The article does mention those things. It doesn't consider them big factors. And "the market isn't really about Jesus" is the article's whole point!


Fair resolution is the single biggest issue with prediction markets. I don't see how a market resolution based on the occurrence of a supernatural event isn't a problem.


This is Polymarket, not Manifold. It's not "anyone can create a market and can resolve it however they want". Polymarket creates the markets and resolves them, so an unfair resolution could undercut their reputation and hurt their business. People know what "Jesus returning" means and if they interpret it some other way people won't just say "oh well I guess that was technically within the criteria".

Again, this is in the article! If you want to argue it's a problem, you should start by responding to what the article has to say on the subject, not just asserting it from scratch as if it isn't discussed!

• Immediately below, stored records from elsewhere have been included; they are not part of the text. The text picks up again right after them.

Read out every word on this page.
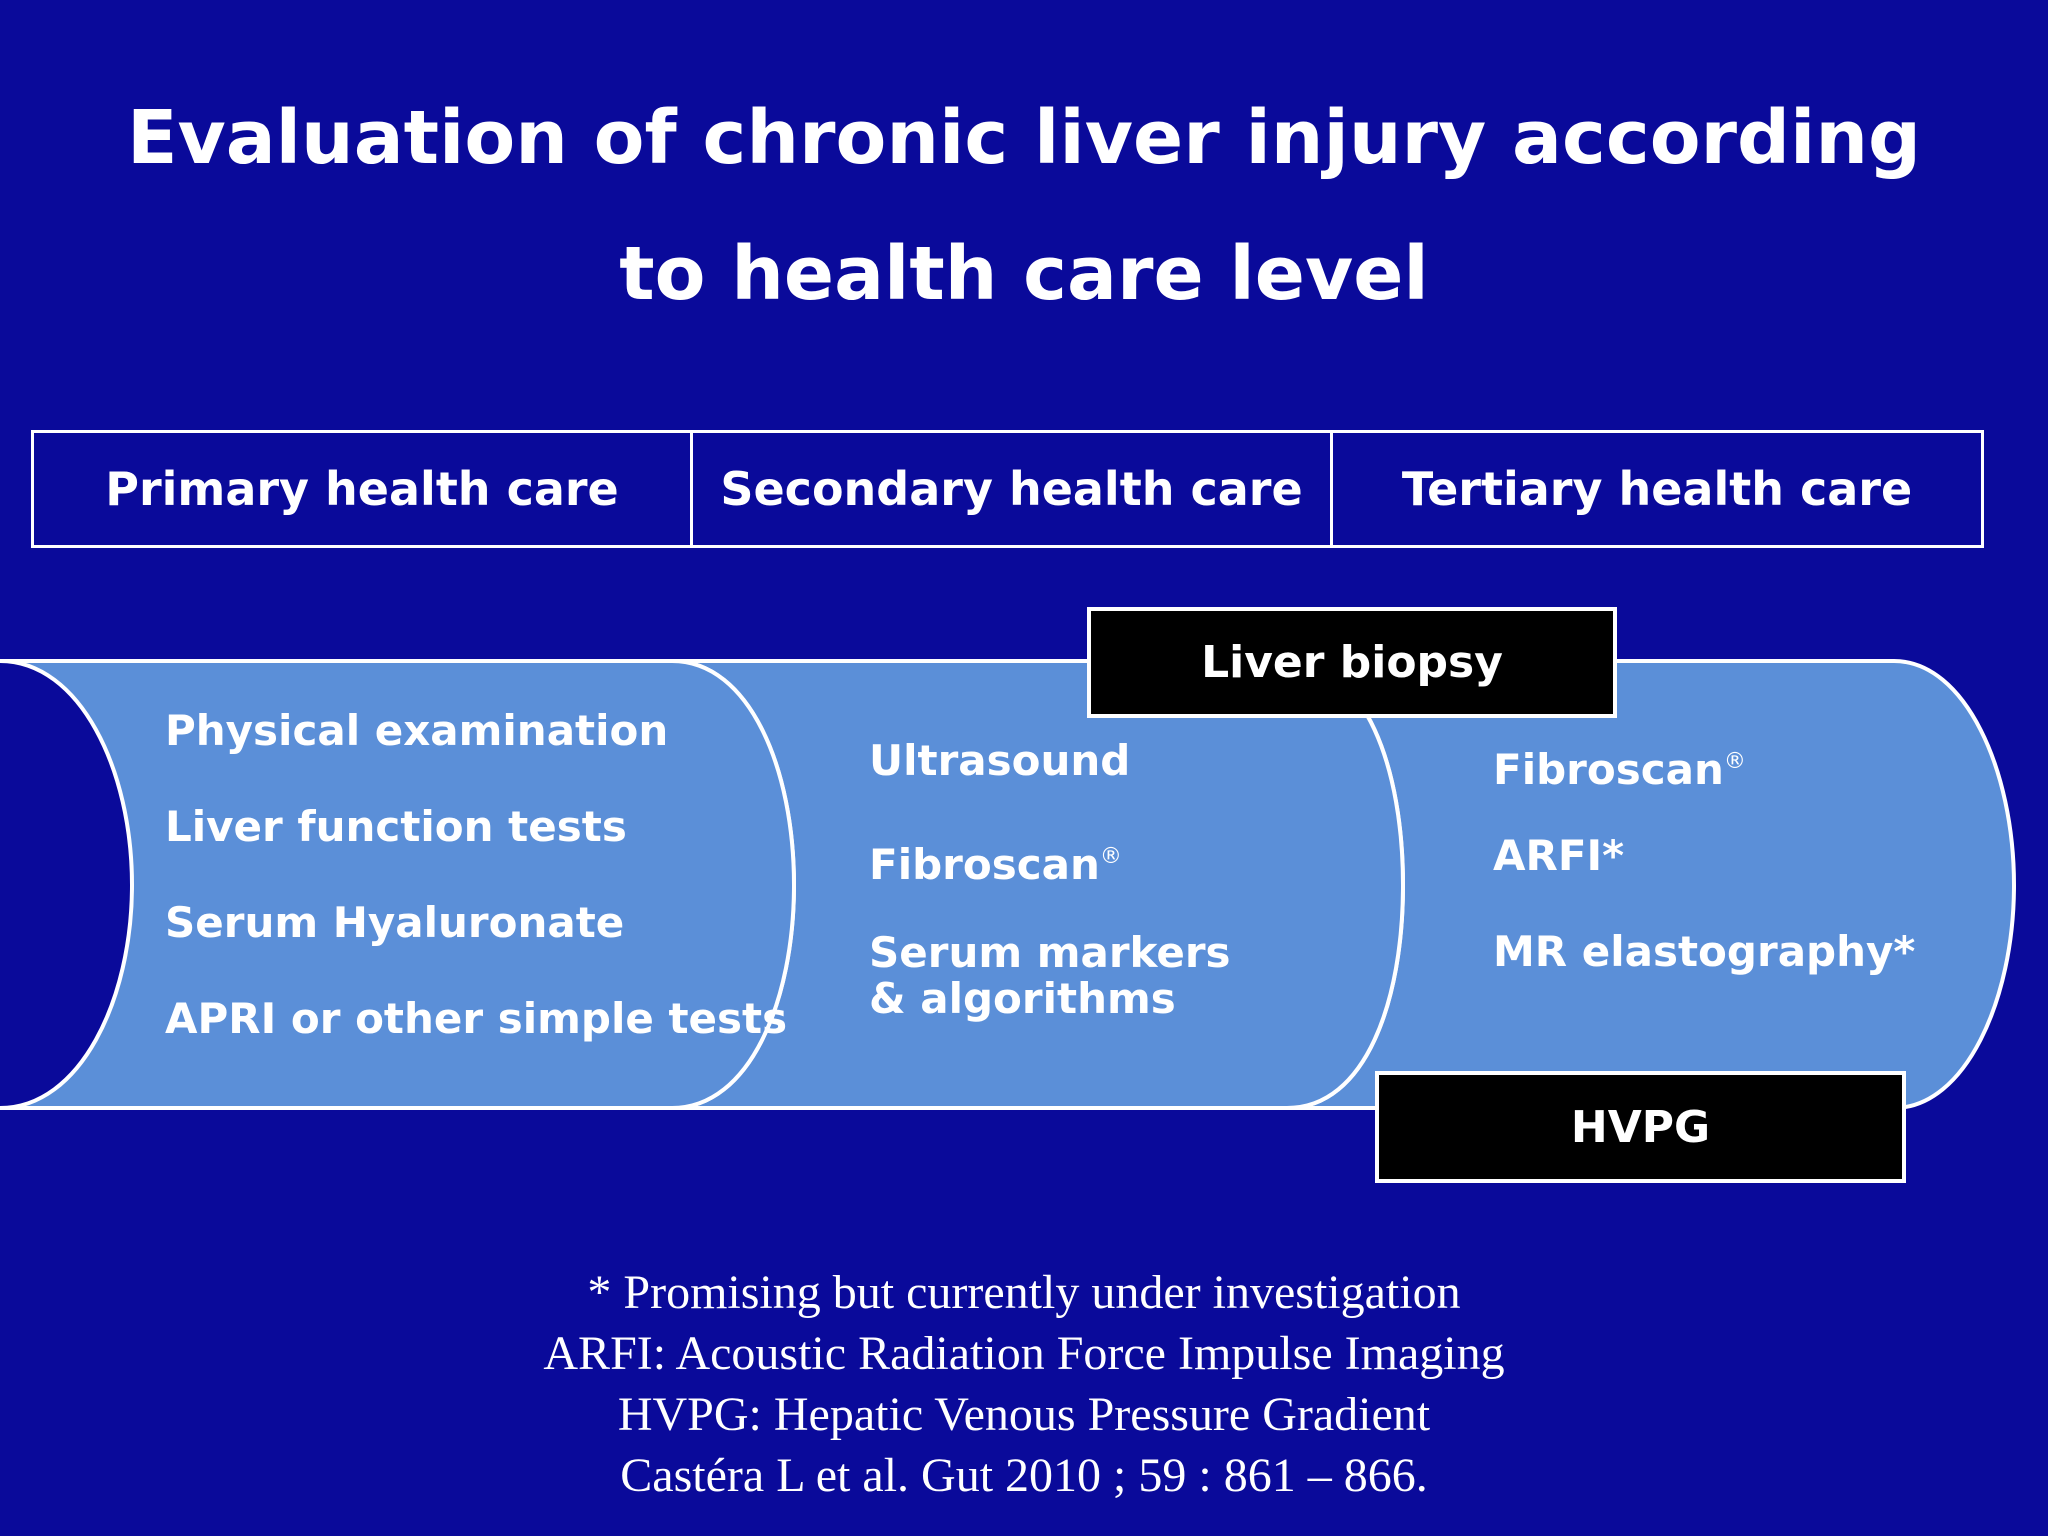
Evaluation of chronic liver injury according
to health care level
Primary health care	Secondary health care	Tertiary health care
Physical examination
Liver function tests
Serum Hyaluronate
APRI or other simple tests
Ultrasound
Fibroscan®
Serum markers & algorithms
Fibroscan®
ARFI*
MR elastography*
Liver biopsy
HVPG
* Promising but currently under investigation
ARFI: Acoustic Radiation Force Impulse Imaging
HVPG: Hepatic Venous Pressure Gradient
Castéra L et al. Gut 2010 ; 59 : 861 – 866.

> Polymarket creates the markets and resolves them

3rd party systems resolve them: https://legacy-docs.polymarket.com/polymarket-+-uma


Especially good callout in the context of Jesus returning. It would look very different today, but there was one who was pretty damn close to pulling it off - would be curious when poly market calls the bet. Chatgpt summary -

* Sabbatai Zevi (17th century): One of the most famous false Jewish Messiahs. He gained a massive following across the Jewish world. However, when faced with the Ottoman Sultan's choice between conversion to Islam or death, he converted. This conversion was a devastating blow to his followers and essentially a public "recantation" of his messianic claim, though not necessarily an admission of it being a lie on his part as much as a desperate act to save his life. Many of his followers were deeply disillusioned, while others continued to believe in him even after his conversion, developing complex theological explanations for his actions.


A willingness to die for his claim would be a meaningful addition to the resolution criteria.


The settlement criteria for most of these is pretty strict and clearly laid out in the terms.

> The resolution source for this market will be a consensus of credible sources.

That is pretty sparse, but I suspect Polymarket has a vested interest in making sure this resolves appropriately (as noted in the article). I do like the use of the guineapig with rizz anyway.


Great point. Never forget about counterparty risk!